Cette corruption trouve insidieusement sa justification morale comme une nouvelle règle de répartition, indirecte, de la rente pétrolière. C’est à chacun selon son rang dans la hiérarchie de l’administration et des rouages de l’appareil économique et de la société : du jeune improvisé gardien de « parking » avec son gourdin dissuasif qui rackette les automobilistes à l’inspecteur des impôts et au douanier, simples fonctionnaires, dont les signes ostentatoires de richesse ne sont plus cachés en passant par les magistrats, les cadres de l’État et de l’armée qui monnayent leurs positions et leur proximité des centres de décisions économique et politique pour exercer des pressions, favoriser, détourner ou contourner les lois ou la réglementation, etc.
Clé pour compenser le bien-être impossible à réaliser par l’État et « rééquilibrer » la satisfaction des divers besoins et des usages, la corruption est pratiquée au quotidien dans tous les secteurs de la société. Le « bakchich » est devenu monnaie courante dans l’accomplissement de toutes les opérations de la vie quotidienne des algériens. Les exemples ne manquent pas et se déclinent à tous les modes : en s’adressant à l’administration, l’usager est quasi obligé de payer pour accomplir une démarche de service public ! Un patient verser des « honoraires hors forfait » à un professeur en médecine pour se faire mieux traiter ! Un étudiant « acheter » son diplôme ! Un avocat, un notaire, un huissier appliquer des tarifs en dehors des barèmes légaux ! Et puis on achetait bien son affectation du temps du « service national » ou carrément sa « carte jaune » ! Les agents des banques, qui voient passer beaucoup d’argent « gouttent aussi au miel » ! On paye pour accéder à un marché public, on « casque » pour se placer dans un appel d’offre, on file des « dessous de table » pour placer un produit, pour décrocher une licence, une autorisation d’exercer une activité réglementée, etc.

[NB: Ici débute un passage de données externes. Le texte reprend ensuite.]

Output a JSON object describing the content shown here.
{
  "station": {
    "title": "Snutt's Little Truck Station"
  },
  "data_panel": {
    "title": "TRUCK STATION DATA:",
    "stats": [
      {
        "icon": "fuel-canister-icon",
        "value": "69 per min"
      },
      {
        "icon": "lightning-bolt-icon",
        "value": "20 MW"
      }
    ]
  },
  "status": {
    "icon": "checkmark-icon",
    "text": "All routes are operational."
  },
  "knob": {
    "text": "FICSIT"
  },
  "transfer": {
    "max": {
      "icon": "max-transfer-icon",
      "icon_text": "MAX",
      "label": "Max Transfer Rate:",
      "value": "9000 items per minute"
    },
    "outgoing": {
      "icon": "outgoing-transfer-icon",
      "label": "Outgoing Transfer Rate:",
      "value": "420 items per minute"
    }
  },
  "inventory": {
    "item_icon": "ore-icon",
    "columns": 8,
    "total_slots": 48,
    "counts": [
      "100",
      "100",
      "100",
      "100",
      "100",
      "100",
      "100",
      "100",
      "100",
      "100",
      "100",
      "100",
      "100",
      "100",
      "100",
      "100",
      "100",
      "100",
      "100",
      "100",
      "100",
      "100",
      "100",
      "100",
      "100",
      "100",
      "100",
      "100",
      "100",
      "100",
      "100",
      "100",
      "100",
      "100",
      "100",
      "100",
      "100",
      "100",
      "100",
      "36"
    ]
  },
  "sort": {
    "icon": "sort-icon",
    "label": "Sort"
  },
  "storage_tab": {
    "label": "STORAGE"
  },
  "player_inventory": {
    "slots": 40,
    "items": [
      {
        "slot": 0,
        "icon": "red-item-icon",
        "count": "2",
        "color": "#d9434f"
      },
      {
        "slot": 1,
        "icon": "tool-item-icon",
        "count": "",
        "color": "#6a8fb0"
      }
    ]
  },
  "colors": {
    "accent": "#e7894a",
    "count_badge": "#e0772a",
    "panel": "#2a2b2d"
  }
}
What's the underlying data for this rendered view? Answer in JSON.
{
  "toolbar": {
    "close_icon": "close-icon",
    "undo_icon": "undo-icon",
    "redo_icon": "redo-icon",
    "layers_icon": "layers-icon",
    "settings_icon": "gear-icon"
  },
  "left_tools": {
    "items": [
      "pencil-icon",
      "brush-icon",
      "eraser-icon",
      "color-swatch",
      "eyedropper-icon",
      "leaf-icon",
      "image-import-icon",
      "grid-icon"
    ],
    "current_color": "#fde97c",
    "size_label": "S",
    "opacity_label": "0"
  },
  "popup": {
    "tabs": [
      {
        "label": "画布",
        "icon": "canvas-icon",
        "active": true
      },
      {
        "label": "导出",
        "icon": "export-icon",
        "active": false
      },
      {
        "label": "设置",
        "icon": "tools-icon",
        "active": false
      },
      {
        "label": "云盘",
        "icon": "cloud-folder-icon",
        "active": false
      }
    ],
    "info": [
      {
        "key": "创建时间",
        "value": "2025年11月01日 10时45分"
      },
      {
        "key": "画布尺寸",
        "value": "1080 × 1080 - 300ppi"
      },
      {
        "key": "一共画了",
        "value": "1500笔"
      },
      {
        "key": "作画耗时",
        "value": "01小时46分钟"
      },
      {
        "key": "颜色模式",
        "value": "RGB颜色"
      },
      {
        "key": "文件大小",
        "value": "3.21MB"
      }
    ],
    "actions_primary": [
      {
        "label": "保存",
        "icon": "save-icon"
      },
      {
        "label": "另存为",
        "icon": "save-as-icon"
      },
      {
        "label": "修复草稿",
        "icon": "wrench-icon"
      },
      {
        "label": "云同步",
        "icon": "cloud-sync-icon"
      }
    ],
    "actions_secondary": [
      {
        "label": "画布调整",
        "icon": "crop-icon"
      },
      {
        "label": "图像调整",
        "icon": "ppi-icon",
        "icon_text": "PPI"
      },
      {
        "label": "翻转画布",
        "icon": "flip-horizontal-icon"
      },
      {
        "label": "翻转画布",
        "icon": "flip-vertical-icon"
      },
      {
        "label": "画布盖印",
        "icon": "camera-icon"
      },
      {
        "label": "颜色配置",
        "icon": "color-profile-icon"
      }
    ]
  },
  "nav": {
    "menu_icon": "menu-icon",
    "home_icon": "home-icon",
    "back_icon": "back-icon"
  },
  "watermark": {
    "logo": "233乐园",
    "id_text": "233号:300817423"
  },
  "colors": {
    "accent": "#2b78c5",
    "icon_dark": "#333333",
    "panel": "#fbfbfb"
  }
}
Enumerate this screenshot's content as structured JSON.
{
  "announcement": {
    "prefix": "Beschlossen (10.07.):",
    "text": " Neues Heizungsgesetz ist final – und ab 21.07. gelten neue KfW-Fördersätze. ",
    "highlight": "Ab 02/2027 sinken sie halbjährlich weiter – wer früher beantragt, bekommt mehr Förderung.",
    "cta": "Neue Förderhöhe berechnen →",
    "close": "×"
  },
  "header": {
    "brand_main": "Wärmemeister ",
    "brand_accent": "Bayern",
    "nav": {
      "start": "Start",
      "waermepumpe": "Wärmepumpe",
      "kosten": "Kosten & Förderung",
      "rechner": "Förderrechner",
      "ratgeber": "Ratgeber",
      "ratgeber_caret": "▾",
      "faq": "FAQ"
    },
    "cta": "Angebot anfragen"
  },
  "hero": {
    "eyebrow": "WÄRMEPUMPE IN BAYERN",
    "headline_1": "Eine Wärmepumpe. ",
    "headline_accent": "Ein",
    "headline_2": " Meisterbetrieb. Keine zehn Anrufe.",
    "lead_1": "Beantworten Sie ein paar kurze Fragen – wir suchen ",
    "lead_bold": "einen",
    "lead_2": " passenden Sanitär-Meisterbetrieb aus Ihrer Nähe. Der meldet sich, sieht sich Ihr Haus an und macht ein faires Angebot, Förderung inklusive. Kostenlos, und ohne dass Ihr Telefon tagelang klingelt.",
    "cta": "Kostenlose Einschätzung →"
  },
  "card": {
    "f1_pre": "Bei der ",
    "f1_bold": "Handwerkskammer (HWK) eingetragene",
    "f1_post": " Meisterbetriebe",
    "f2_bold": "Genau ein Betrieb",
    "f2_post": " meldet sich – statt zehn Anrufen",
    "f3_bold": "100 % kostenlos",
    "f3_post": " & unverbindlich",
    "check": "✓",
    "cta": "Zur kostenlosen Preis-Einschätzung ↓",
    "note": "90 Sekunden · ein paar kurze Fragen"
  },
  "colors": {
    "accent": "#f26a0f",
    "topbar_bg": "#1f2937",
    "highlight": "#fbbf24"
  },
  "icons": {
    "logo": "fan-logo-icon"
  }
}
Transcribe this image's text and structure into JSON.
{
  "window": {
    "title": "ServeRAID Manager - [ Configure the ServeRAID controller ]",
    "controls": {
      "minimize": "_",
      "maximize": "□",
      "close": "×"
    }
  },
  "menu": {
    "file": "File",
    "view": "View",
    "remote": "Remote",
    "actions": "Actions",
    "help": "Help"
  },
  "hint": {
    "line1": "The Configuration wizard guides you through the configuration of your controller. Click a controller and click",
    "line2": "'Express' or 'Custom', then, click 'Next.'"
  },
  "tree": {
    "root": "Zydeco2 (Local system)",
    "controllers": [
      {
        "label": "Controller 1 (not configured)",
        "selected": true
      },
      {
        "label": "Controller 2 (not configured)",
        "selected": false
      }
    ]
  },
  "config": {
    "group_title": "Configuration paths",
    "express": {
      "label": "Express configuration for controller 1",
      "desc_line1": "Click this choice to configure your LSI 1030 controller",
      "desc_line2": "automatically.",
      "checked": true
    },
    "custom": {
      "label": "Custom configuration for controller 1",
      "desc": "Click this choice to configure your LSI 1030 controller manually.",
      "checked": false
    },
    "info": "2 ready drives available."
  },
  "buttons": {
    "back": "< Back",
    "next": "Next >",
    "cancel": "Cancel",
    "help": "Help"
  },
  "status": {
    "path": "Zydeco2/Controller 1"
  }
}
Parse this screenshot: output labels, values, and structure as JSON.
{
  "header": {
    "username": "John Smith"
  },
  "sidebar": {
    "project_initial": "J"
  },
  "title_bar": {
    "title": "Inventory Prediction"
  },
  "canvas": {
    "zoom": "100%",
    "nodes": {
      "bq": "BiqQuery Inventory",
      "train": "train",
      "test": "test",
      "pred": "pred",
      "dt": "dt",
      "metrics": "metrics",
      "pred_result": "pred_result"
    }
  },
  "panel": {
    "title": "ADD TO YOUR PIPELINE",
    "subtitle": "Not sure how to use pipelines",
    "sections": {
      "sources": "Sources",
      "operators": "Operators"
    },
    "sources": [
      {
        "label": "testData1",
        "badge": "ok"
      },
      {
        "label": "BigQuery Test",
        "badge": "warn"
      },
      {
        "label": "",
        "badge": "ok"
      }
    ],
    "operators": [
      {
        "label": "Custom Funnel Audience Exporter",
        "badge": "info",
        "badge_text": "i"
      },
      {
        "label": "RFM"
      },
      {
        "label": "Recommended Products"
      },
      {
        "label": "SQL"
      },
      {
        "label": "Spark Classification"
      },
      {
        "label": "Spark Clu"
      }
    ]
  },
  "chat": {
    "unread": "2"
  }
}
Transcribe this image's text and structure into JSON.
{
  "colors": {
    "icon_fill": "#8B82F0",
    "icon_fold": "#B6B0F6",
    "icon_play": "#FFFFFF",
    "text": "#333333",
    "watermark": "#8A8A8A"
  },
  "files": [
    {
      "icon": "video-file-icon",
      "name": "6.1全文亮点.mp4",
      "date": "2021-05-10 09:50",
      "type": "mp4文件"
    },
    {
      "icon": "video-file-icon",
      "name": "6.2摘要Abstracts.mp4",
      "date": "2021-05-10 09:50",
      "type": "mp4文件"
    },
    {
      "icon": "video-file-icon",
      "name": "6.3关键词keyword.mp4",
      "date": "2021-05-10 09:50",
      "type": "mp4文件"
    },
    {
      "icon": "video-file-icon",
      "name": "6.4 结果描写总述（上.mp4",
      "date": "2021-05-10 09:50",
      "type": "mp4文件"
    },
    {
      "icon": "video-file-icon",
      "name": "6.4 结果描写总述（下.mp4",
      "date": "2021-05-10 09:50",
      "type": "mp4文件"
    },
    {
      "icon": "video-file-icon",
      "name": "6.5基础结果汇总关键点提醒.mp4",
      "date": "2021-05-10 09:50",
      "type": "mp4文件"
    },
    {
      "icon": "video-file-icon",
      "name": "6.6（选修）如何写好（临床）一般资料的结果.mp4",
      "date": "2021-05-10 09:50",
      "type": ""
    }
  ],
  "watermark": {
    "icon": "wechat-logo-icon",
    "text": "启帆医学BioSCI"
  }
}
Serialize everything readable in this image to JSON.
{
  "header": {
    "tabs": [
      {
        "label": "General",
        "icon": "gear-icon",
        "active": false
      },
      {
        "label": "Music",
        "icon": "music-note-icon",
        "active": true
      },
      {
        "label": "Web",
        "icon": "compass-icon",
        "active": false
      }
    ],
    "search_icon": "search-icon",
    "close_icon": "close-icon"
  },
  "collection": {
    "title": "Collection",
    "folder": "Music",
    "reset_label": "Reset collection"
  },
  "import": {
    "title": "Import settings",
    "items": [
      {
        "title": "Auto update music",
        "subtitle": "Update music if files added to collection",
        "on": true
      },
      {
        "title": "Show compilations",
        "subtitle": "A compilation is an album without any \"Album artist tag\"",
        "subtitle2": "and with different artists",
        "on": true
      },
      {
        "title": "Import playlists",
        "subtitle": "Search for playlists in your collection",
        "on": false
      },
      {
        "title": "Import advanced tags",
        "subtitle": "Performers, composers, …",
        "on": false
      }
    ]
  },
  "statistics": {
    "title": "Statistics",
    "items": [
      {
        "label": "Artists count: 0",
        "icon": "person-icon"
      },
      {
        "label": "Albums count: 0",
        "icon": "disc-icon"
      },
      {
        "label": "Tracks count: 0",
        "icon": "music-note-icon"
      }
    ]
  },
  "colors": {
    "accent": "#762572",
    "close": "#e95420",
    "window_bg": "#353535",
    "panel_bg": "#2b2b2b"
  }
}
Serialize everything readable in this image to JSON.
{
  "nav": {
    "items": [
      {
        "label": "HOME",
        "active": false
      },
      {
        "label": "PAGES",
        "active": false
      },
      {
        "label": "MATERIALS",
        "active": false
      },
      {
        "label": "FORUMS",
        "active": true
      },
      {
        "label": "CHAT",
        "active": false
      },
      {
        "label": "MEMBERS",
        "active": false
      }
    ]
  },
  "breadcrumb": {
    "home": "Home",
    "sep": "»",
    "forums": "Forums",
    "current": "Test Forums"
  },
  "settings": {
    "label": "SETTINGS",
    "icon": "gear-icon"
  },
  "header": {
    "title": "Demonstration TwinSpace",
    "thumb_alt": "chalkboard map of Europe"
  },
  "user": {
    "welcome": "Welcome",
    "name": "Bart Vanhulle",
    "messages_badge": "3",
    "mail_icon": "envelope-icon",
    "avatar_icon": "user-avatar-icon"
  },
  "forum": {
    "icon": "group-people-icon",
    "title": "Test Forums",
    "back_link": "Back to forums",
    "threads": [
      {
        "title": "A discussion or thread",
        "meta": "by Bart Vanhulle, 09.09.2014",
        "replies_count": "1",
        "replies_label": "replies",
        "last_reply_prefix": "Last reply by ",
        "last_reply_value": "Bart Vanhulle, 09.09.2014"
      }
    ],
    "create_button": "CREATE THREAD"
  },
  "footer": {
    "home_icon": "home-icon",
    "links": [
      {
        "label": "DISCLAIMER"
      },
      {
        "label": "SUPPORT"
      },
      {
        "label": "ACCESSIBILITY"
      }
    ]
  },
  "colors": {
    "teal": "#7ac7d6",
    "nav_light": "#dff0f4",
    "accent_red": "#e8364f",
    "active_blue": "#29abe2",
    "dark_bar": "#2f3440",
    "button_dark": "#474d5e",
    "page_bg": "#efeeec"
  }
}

La corruption devient ainsi au fil du temps et de l’activité sociale, économique et politique un système, un état d’esprit, une culture ! Le pire aujourd’hui, c’est que devant le blocage politique de la société et en l’absence de démocratie véritable, la corruption s’étend et touche à travers le clientélisme qui se pratique en direction d’autres sphères de la société, comme les organisations et les associations même à caractère religieux comme les zaouïas, qui en recevant une partie de la prébende rentière, deviennent des « passerelles » de transmission d’une corruption morale de la société. Elles deviennent « déléguées exécutives» du centre et sous-traitent pour son compte la baraka dont elles « arrosent » les bienheureux « disciples » de leurs bienfaits. Ça sent le gaz partout !
La corruption, dans le cadre d’un État en construction, est une véritable gangrène qui empêche durablement la mise en place d’une bonne gouvernance paradoxalement souhaitée par une majorité d’algériens et l’émergence d’une réelle et authentique citoyenneté.